Mozilla has postponed blocking third-party cookies by default in Firefox 22, “to collect and analyze data on the effect of blocking some third-party cookies.”
The nonprofit organization is, however, not softening its stand on protecting privacy and putting users first, Brendan Eich, Mozilla’s CTO and senior vice president of engineering, wrote in a blog post Thursday.
Mozilla has been testing a patch from Jonathan Mayer, a graduate student at Stanford University in computer science and law and online privacy activist, which like Apple’s Safari browser allows cookies from websites already visited, but blocks cookies from sites not visited yet.
A pre-build version of the browser, called Firefox Aurora, was released on April 5, and included the patch to only allow cookies from sites visited. Aurora is a preliminary stage in the development cycle before Beta and Release of a version of Firefox.
The default preference will be kept to allow third-party cookies in the Beta and Release channels, Mozilla said in an update on its developer network.

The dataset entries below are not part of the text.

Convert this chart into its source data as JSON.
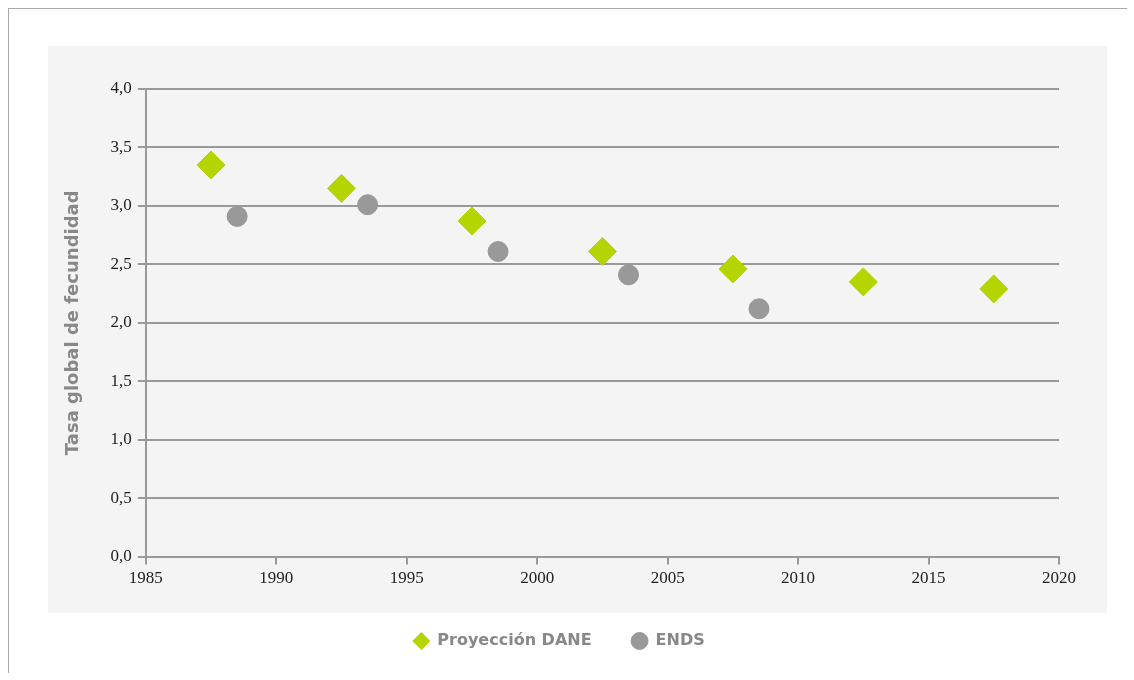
{
  "chart_data": {
    "type": "scatter",
    "ylabel": "Tasa global de fecundidad",
    "series": [
      {
        "name": "Proyección DANE",
        "color": "#b5d400",
        "marker": "diamond",
        "x": [
          1987.5,
          1992.5,
          1997.5,
          2002.5,
          2007.5,
          2012.5,
          2017.5
        ],
        "values": [
          3.35,
          3.15,
          2.87,
          2.61,
          2.46,
          2.35,
          2.29
        ]
      },
      {
        "name": "ENDS",
        "color": "#999999",
        "marker": "circle",
        "x": [
          1988.5,
          1993.5,
          1998.5,
          2003.5,
          2008.5
        ],
        "values": [
          2.91,
          3.01,
          2.61,
          2.41,
          2.12
        ]
      }
    ],
    "xlim": [
      1985,
      2020
    ],
    "xticks": [
      1985,
      1990,
      1995,
      2000,
      2005,
      2010,
      2015,
      2020
    ],
    "ylim": [
      0,
      4
    ],
    "yticks": [
      {
        "value": 0,
        "label": "0,0"
      },
      {
        "value": 0.5,
        "label": "0,5"
      },
      {
        "value": 1,
        "label": "1,0"
      },
      {
        "value": 1.5,
        "label": "1,5"
      },
      {
        "value": 2,
        "label": "2,0"
      },
      {
        "value": 2.5,
        "label": "2,5"
      },
      {
        "value": 3,
        "label": "3,0"
      },
      {
        "value": 3.5,
        "label": "3,5"
      },
      {
        "value": 4,
        "label": "4,0"
      }
    ],
    "grid": "y",
    "legend": "bottom"
  }
}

The plan by Mozilla to block third-party cookies by default in upcoming Firefox releases was criticized by the online advertisement industry, some of whom said that cookies serve other purposes like data theft protection and analytics besides advertising. The move will affect small businesses that make up the diversity of content and services online and consumers’ ability to manage their own privacy, said the Interactive Advertising Bureau, which called on Mozilla in March to withdraw the planned changes to the Firefox browser.
Mozilla is now worried about “false positives,” such as if the patch blocks cookies from websites associated with a site the user has visited. If a user visits a site named foo.com, which embeds cookie-setting content from a site named foocdn.com, as a result of the patch, Firefox will set cookies for foo.com, but block cookies from foocdn.com because it was never visited directly, even though there is one company behind both sites, Eich wrote.
On the flip side, just because an user visited a website, he may not be comfortable being tracked all over the Internet and on unrelated sites, which is a “false negative” that the patch could allow.
Mozilla said it needs more data and refinements to the patch before it can ship a version of it which blocks cookies from unvisited sites by default, and has asked for volunteers from its Beta and Aurora releases. The Beta for Firefox 22 was released Thursday.
“Our next engineering task is to add privacy-preserving code to measure how the patch affects real websites,” Eich wrote.
The patch has been moved to the Beta release channel of Firefox 22 but is not on by default. It remains in the Aurora build of Firefox 22, though it is turned on by default.
“The patch as-is needs more work,” said Eich, promising an information update in six weeks.
Firefox 22 is scheduled to move to Released in the week of June 24.